Legislation to enable snooping on email, phone and web data is unlawful and must be rethought - but the court gives the government time to get it fixed.

Elements of internet surveillance legislation that was rushed through the UK parliament in a matter of days last year is unlawful and will have to rethought, the High Court has ruled.

In a response to a challenge brought by MPs David Davis and Tom Watson, the High Court found that sections one and two of the UK's Data Retention and Investigatory Powers Act 2014 (DRIPA) are incompatible with the public's right to private life and communications and the protection of personal data under articles seven and eight of the EU Charter of Fundamental Rights.

The DRIPA legislation was pushed through Parliament a year ago by the then-coalition government, which claimed such "emergency" legislation was necessary because three months earlier the Court of Justice of the EU had ruled the existing EU legislation on data retention was too sweeping. The UK government hurried through the DRIPA legislation because without it, the government said, it would lose vital powers to protect UK citizens from crime.

Conservative MP David Davis said: "The court has recognised what was clear to many last year, that the government's hasty and ill-thought through legislation is fatally flawed. They will now have to rewrite the law to require judicial or independent approval before accessing innocent people's data." He added: "This change will improve both privacy and security, as whilst the government gave Parliament one day to consider its law, the court has given almost nine months."

Under DRIPA, communications companies are required to retain communications data for 12 months. This includes the location, time and duration of emails, calls, texts and web activity, which can then be accessed by a number of government bodies.

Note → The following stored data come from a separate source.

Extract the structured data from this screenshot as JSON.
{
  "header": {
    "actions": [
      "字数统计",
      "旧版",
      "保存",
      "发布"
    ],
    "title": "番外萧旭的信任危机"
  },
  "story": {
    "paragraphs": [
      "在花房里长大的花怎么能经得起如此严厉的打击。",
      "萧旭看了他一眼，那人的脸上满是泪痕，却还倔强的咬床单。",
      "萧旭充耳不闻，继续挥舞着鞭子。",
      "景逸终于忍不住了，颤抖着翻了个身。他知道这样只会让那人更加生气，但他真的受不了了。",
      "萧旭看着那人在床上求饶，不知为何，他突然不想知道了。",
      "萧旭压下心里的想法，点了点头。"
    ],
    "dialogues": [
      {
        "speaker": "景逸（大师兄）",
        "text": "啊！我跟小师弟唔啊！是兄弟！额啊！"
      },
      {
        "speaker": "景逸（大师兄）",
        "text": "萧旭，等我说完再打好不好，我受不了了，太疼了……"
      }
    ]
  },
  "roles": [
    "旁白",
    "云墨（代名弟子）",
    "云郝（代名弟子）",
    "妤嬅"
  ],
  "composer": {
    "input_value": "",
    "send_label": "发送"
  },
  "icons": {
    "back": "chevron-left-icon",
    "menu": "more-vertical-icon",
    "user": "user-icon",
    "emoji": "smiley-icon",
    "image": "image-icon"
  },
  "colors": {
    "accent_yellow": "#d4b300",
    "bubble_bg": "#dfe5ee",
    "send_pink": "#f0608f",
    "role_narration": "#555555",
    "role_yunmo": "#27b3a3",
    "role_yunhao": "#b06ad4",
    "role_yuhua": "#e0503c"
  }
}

Critics such as Liberty, which represented the two MPs, argue this data is subject to an "extremely lax" access regime. Liberty said the information can be acquired by "hundreds of public authorities, many of which can authorise access themselves for a broad range of reasons that have nothing to do with the investigation of serious crime". Roughly half a million requests are granted each year, it said.

The High Court found sections one and two of DRIPA unlawful on the basis that they fail to provide clear and precise rules to ensure data is only accessed for the purpose of preventing and detecting serious offences, or for conducting criminal prosecutions relating to such offences, and also that access to data is not authorised by a court or independent body.

However, these sections of DRIPA will remain in force until the end of March 2016 to allow time for the government to legislate properly. The government has said it will appeal the ruling.

Labour MP Tom Watson said: "The government was warned that rushing through important security legislation would end up with botched law. Now the High Court has said they must come back to Parliament and do it properly. The government gave MPs one day to discuss the legislation, which was wrongly represented as respectful of people's right to privacy."

It's just the latest in a long series of clashes between the government and privacy campaigners over internet privacy. And there is more to come - later this year the government intends to reintroduce a version of the so-called snoopers' charter, which would give it wider powers to collect data.